How I Upped My Writing Word Counts

It’s NaNoWriMo season, which means a ripple of excitement throughout the writing community as people try their hands at daily writing sprints to finish 50k words in a month.

Confession: ever since I became heavily involved in writing communities, I actually kinda hated November. NaNoWriMo always brought with it a tinge of “You SHOULD be writing, why aren’t you?” which would lead me to, well…write even less. I don’t know about you, but feeling bad about myself very rarely works to get me to commit to anything, especially something as grueling as writing every day.

Because writing every day IS hard! It’s work! For me, it requires about as much pain and commitment as exercise, except at least exercise is over after half an hour and writing can take so much longer. Submitting to yourself to pain for more pain doesn’t work. It doesn’t work for exercise, and it’s not going to work for writing.

Which is why approaching NaNoWriMo as “You have to get X amount of words every day!” has always been a point of failure for me. I always used to just think I wasn’t capable of writing fast at all. That I’m a slow writer at heart.

And yet…

I’ve written six complete novels since 2017. The word count is much higher than what those novels show, as I went through a number of revisions with some and rewrites with at least one. This means that in the last 3 years, I’ve gone on writing sprints that doubled the workload and commitment required for NaNoWriMo.

What changed? Well…I started applying hiking lessons to writing.

I grew up a bookworm. I hate exercise. Neither of my parents exercised. I didn’t grow up in an athletic household and frequently made excuses to get out of PE class. I still can’t run a whole track without wanting to rip my lungs out of my body and stomp on them. Do you know why I do it now? So I can keep myself fit, so I can hike, because even though I also hate exercise while hiking I CANNOT get enough of the scenery. The promise of a glacier-filled blue lake nestled between snow-capped mountain meadows will get me through hours of climbing over wet boulders with 50 lbs strapped to my back. It’s got nothing to do with loving the pain, and everything to do with knowing that I want what’s at the end. In time, I managed to train my brain to shut itself off from the pain and exhaustion, because it knows what’s about to come.

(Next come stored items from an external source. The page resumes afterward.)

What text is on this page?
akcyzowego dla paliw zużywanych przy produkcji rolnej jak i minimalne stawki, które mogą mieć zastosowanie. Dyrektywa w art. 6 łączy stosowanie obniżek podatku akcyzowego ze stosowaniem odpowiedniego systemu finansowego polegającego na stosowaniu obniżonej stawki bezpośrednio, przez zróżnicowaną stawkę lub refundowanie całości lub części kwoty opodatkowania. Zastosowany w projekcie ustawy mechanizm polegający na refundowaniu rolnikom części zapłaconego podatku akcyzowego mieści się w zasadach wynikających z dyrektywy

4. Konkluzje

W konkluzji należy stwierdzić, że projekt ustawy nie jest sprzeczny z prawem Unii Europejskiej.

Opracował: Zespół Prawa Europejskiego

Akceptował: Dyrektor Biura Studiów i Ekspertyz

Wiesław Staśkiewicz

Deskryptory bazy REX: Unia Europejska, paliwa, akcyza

I get that same high when I hit the best parts of a story…the ones that make me cry, laugh, or fills me with breathless excitement. Tali fighting a battle at the roof of the government building in The Wolf of Oren-yaro, or facing down dragons in the Kyo-orashi arena, or that heart-pounding moment in The Ikessar Falcon where a stolen kiss is as deadly as the assassin at their heels. And I don’t write those moments on a whim. Many of them have been in my brain for months, even years–I’ve gone through them over and over again that by the time I get to writing them, I’ve been champing at the bit, wanting the feel of the story on my fingertips and to see it with my own eyes. I want that high and if I’m going to have to walk over boulders barefoot to get there I will.

How did I move from barely writing every day to being able to manage 2-5k word counts at a time? I sit with the story. I sit with the story so long I get bored and want to WRITE about it.

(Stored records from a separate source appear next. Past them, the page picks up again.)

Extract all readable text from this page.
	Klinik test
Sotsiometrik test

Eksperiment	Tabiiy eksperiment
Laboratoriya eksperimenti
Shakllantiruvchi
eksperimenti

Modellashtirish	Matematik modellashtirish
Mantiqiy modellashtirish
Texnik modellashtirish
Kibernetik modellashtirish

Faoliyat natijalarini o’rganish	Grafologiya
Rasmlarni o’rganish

That means instead of forcing myself to confront a blank page immediately, I take my time. I will play music. I will lie in bed and think about the story. I go on a long walk and think about nothing but the story, the characters, their lives, those glorious scenes. It’s a sort of mindful daydreaming. It’s diving deep into the story and sifting out the parts that work because when I DO finally get in front of the computer…

…the story just flies. (I’m exaggerating, of course. Sometimes it flies and then stalls, and sometimes it even crashes, and that’s also okay. I just restart the engine again. Maybe I have to fix some things first. Rinse and repeat. Every story is different–the process is a whole journey altogether). Eventually, it yields something. Not the best draft, not always. But then I think about the story again, I think about those scenes, I think about the characters. I get to know the characters so well I feel like I’m swimming in their thoughts instead of in mine. And then it compels me to get through the tough bits, the rewrites and revisions, all because I want that high of getting to those places.

And there you have it. My not-so-dirty secret. You can’t write when you have nothing. So take a moment to stop, and think about what you’ve got, and give yourself the room to discover everything you love inside your work. Relax, and give yourself the room to wait for the story to blossom. Don’t work yourself up into feeling bad because you need to put in exactly 1522 words that day and you’re running out of daylight. Look at the story first. Trust me–once it sparks, once it sets a fire inside your mind, you’ll be running for your computer no matter what time of the day it is. The act of putting words to the screen is a mechanical thing. Whether you do a hundred words a day or ten thousand shouldn’t matter in the end. What matters is loving what’s on the page. That’s “winning,” right there.

(And for those tackling NaNoWriMo–good luck! Every word you write is a job well-done!)